Longitudinal Study of Neurosphere Metabolism in Bioreactor Culture for Scalable Production of Human Embryonic Stem Cell Derived Neurons

Human embryonic stem cells  (hESCs) offer great potential for multiple tissue engineering applications including drug screening and future clinical applications such as treatment of neurological disease.  Today, state-of-the-art technology lack the capacity to support systematic larger scale applications. The challenge resides not only in enlarging the cultivation size but also in controlling the quality Herein, long-term expansion of hESC derived free-floating neurospheres in stirred bioreactor systems enhanced proliferation and viability and also improved the differentiation potential into various neuronal lineages. We examined in detail variations in cellular metabolism during expansion under hypoxic and normoxic conditions in static versus stirred cultivation systems, orbitally or impeller-mixed over an extended time by analyzing nutrients and metabolites including amino acid content in growth medium.  We found that an orbitally stirred bioreactor system promotes larger sphere size and higher cell yield.
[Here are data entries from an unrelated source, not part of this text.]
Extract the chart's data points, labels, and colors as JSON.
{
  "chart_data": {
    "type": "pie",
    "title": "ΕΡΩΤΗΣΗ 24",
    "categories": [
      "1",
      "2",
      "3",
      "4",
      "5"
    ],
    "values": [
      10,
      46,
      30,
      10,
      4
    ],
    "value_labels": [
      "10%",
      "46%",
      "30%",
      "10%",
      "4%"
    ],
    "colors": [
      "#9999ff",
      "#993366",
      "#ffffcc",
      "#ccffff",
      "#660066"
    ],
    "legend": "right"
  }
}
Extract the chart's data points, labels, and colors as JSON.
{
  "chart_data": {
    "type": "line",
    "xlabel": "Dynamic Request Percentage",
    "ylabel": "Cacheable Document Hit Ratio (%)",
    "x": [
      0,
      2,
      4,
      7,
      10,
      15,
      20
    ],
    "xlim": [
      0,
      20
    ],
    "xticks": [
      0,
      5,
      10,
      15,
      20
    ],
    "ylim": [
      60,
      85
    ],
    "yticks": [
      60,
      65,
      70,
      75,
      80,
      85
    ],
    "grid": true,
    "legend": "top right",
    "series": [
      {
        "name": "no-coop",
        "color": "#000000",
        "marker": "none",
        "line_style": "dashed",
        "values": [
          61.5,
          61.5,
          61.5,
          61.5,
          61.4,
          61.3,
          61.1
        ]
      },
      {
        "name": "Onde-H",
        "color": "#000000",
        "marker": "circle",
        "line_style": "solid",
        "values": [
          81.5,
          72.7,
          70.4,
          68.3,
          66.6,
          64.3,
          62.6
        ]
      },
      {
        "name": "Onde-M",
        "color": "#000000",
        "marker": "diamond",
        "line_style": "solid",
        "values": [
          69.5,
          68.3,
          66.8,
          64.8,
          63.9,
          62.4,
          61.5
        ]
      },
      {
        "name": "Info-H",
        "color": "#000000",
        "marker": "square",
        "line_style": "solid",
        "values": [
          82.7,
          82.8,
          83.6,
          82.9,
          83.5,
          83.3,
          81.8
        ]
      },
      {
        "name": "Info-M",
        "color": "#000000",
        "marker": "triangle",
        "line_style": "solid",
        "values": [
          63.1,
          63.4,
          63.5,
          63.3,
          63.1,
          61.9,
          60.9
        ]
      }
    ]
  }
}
Furthermore, the bioreactor system promoted a higher ammonium release, mainly a by-product of oxidative phosphorylation. This was seen also during hypoxia and was accompanied by changes in glutamine and glutamate consumption, indicating a switch towards increased efficiency of metabolic pathways generally activated at atmospheric oxygen. This metabolic pattern observed in the stirred bioreactor was accompanied with enhanced consumption and/or production of many non-essential amino acids mimicking a high oxygen condition. Furthermore, glutamic acid, aspartic acid and serine could be partially or fully depleted thus indicating that these amino acids may be a limiting factor during large-scale production of neurospheres. Together, these data give new insight in the specific needs when designing platforms for large-scale propagation of neuronal progenitors and differentiated neuronal subtypes.